Despite the superfluity of recent conversations, conflicts, and contentions, I had not intended to blog on the topic of gay marriage, but with the president stating his revised opinion, I felt I might as well weigh in with my thoughts.

My father, when I first came out as a gay man, worried about being shamed by my sexual orientation, and told me when I was nineteen, “Just don’t ever embarrass us.”  I think he had seen what he deemed radicals stumping for the cause of gay rights.

Homosexuality itself was included in the DSM (Diagnostic Statistical Manual) of abnormalities until 1973.  Being gay used to be considered a mental disorder.  These disorders were traditionally diagnosed when symptoms substantially interfere with daily functioning.  This was eventually shown not to be the case for gay individuals.

After the Stonewall riots in 1969, gay rights activists focused on educating people that being gay is an orientation, not a “alternative lifestyle choice” made by “maladjusted individuals.”  These activists also put civil rights for gay men and women on the fast track to being afforded to all, not just heterosexuals.  I’m reminded of the Virginia Slim’s ad for cigarettes:  “You’ve come a long way, baby.”

My father has come a long way in not only accepting me, but also being proud of who I am.  Still, he supports civil unions, but not gay marriage.   Many heterosexuals balk at allowing the word marriage to refer to a union between a man and a man or a woman and woman.  To me, it is a matter of semantics, and I’m constantly amazed how one little word can inflame the passions of a fair number of heterosexuals.

Several states now allow gay marriage, including,  New York, Connecticut, Iowa, Vermont, New Hampshire, the District of Columbia, and even Mitt Romney’s home state of Massachusetts.  In May, 2004, Massachusetts became the very first state to issue same-sex marriage licenses.  (Comment on that, Mitt, especially when you are accused of being out-of-touch with the will of the people since you don’t even support the will of your own state’s constituency).

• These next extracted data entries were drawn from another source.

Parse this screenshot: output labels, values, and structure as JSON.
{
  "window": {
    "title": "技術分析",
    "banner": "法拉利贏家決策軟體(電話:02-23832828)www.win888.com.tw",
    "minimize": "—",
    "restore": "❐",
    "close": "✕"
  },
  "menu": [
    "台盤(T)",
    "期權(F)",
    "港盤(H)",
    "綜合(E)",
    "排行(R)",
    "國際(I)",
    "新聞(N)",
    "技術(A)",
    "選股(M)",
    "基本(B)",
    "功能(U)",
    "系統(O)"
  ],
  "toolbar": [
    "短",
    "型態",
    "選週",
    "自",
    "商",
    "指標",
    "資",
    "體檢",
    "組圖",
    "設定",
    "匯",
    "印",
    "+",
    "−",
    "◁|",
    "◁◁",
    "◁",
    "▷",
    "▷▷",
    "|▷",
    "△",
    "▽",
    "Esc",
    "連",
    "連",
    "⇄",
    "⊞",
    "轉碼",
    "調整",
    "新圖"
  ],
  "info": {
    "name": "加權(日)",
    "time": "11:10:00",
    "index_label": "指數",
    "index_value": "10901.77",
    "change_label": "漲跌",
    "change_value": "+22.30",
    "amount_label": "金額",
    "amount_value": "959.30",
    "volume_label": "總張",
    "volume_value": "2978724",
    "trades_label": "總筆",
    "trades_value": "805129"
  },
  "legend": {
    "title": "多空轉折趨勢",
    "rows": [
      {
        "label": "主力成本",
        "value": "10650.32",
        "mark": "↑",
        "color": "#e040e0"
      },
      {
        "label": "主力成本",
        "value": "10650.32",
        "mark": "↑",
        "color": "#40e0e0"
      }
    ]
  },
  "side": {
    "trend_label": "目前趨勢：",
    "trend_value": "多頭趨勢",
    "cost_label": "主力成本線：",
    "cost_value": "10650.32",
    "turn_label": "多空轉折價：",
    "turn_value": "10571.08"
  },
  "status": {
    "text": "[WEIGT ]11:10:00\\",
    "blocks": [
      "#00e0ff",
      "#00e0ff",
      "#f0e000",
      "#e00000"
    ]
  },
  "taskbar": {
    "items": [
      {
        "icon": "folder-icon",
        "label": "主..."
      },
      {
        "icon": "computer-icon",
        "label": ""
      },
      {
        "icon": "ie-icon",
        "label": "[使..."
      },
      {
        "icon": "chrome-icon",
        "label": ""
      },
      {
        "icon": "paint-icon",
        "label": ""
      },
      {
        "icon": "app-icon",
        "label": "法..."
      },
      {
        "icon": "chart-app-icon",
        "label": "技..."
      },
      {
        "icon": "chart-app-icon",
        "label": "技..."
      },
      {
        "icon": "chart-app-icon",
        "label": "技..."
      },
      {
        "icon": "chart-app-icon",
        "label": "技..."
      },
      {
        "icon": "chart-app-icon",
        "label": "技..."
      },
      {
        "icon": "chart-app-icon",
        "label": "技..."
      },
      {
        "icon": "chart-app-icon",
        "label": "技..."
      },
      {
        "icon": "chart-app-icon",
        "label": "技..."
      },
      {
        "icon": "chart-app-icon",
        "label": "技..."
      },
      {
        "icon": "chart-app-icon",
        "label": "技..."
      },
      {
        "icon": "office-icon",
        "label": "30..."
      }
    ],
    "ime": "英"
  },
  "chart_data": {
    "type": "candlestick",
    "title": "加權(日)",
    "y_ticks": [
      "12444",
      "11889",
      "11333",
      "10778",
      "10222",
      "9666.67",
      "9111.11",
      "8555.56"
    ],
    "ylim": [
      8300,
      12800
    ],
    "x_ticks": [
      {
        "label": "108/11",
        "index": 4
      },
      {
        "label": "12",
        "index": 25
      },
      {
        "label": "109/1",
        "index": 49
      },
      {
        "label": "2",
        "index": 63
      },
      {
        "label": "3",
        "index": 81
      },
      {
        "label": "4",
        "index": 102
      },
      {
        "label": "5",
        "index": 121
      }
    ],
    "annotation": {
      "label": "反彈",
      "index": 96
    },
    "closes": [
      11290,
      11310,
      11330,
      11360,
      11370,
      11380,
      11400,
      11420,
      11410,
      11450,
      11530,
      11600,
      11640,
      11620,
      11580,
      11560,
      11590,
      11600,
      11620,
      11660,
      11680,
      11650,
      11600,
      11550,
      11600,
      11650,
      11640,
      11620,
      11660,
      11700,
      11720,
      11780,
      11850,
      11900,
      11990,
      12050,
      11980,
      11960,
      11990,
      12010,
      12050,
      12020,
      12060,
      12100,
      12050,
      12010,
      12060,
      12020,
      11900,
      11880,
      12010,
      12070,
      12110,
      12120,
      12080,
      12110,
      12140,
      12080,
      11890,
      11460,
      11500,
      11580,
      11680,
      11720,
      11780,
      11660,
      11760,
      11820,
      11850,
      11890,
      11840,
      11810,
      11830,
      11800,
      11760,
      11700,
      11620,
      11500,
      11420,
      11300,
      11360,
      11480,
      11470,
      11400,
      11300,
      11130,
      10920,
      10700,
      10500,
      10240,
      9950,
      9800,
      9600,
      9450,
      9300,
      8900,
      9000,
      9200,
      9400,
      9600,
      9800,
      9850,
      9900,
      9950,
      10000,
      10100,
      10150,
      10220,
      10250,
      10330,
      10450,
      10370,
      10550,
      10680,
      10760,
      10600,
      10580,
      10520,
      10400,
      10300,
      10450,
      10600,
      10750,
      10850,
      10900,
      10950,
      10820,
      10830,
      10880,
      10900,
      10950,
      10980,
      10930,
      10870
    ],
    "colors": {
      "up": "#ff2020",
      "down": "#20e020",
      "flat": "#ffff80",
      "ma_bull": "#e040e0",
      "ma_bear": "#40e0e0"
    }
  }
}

Other states, including Illinois (my home state), now allow civil unions.  (I personally have never really figured out the qualitative difference between civil unions and gay marriage, but that’s only one aspect of the issue).  Romney has commented recently, saying, “My view is that marriage itself is a relationship between a man and a woman, and that’s my own preference.”

New York mayor Michael Bloomberg struck back in saying, “No American president has ever supported a major expansion of civil rights that has not ultimately been adopted by the American people, and I have no doubt that this will be no exception.”

Jesse Jackson also had his say:  “If the states had to vote on slavery, we would have lost the vote.  If we had to vote on the right (for black men and women) to vote, we would have lost that vote.”

Many black people distance themselves from the issue of gay rights and civil legislation to protect the rights of what can sometimes be considered “an invisible minority.”  They don’t seem to want comparisons between the rights of African-Americans and the rights of gay people, which makes it all that much more meaningful that Jesse Jackson stood up to be counted, making sure his voice was heard as a supporter of the inalienable rights of every individual.

Change comes slowly, incrementally.  If you don’t want gay marriage, don’t marry one of us.

In the meantime, let’s legalize love.